Contributing Monkie G Monkie
Published on January 24, 2009
These days you can’t turn on a TV, open a paper or hit a news site without seeing something about the housing crisis and the banks going belly up. It all sounds so bad, most of us feel like closing our curtains and hope this crisis doesn’t come our way. That might work for Paris Hilton, but for the people who where already on the edge, this crisis is rolling right over them.
Los Angeles and California are in the middle of their own budget crisis and all those people relying some kind of assistance are in real trouble.
Here are some numbers from L.A. Weekly:
- Minus 78 percent (yes, -78%): That’s the latest massive drop in the city’s Affordable Housing Trust Fund, slashed from $45 million in last year’s city budget to just $10 million this year.
- 49: That’s L.A.’s bottom-of-the-barrel “housing affordability” rank out of 50 big American cities, with San Francisco ranked last, according to a 2008 survey by San Francisco nonprofit SustainLane.com.
- $962: Last year’s average cost of renting in Los Angeles, 43 percent higher than in 2000.
- 10,000 to 14,000: The dwellings built in each year of L.A.’s just-ended boom, mostly in dense, multistory, “luxury” complexes.

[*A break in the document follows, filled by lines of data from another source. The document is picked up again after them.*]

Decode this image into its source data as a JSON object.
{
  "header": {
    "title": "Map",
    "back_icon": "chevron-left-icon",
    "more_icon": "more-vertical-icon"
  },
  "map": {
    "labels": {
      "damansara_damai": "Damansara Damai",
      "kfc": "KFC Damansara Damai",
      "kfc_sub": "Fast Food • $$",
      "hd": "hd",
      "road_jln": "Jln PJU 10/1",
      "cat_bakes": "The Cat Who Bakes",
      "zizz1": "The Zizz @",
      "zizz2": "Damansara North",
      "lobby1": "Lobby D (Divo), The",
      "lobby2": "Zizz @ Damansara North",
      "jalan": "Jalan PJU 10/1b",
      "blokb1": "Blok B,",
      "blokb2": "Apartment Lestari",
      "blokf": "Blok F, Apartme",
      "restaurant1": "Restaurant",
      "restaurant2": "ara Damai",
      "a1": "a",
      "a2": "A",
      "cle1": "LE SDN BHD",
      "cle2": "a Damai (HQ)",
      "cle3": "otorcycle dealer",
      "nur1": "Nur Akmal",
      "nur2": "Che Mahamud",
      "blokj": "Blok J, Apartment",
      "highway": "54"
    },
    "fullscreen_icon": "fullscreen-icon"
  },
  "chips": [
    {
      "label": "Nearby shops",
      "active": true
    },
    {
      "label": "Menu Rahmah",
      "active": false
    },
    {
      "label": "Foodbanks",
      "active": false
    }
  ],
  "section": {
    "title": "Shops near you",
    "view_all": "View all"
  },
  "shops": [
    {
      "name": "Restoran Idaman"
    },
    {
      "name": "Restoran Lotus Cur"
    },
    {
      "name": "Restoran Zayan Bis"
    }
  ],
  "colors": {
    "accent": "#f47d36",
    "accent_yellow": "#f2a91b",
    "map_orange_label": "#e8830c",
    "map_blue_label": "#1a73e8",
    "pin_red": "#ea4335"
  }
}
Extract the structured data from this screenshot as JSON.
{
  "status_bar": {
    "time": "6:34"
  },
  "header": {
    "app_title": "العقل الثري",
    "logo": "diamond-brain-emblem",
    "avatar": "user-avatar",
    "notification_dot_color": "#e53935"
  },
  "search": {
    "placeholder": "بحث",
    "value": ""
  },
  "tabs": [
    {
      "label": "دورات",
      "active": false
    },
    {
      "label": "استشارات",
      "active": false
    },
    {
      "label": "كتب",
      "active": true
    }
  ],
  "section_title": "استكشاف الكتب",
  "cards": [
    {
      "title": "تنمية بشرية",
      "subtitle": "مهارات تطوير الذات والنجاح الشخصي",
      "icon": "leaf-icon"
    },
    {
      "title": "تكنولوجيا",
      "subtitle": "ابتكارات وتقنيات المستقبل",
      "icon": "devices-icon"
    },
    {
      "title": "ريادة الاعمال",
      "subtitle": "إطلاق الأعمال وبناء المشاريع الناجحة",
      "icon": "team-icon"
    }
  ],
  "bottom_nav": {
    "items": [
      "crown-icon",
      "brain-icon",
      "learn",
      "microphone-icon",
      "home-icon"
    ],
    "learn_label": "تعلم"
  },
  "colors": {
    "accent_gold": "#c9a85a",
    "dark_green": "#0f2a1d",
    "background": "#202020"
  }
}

- 330: The number of “affordable units” constructed each year, on average, during the same period, from 2003 to 2006.
- 7,369: The number of affordable units lost during the same period, mostly through conversions to luxury units but also demolitions related to new housing.
- 13,713: The net number of rent-controlled apartments and houses lost between 2001 and 2007 to demolition sparked by new construction and, even more often, to condo conversions sparked by the housing bubble’s rush to home ownership.
“If the city’s numbers are accurate, Los Angeles has been losing a massive supply of affordable housing, while city leaders repeatedly take credit for approving 10,000 to 14,000 new units during each boom year one of the busiest construction periods since the end of World War II. In the face of widespread – neighborhood resistance to this most recent boom, city planners approved often-sprawling luxury complexes in Hollywood, along Wilshire, on the Westside, in the Valley and downtown — while the city was hemorrhaging its existing cheap rental stock.
City Controller Laura Chick says 90 percent of the units built during the construction frenzy were for those earning at least $135,000.”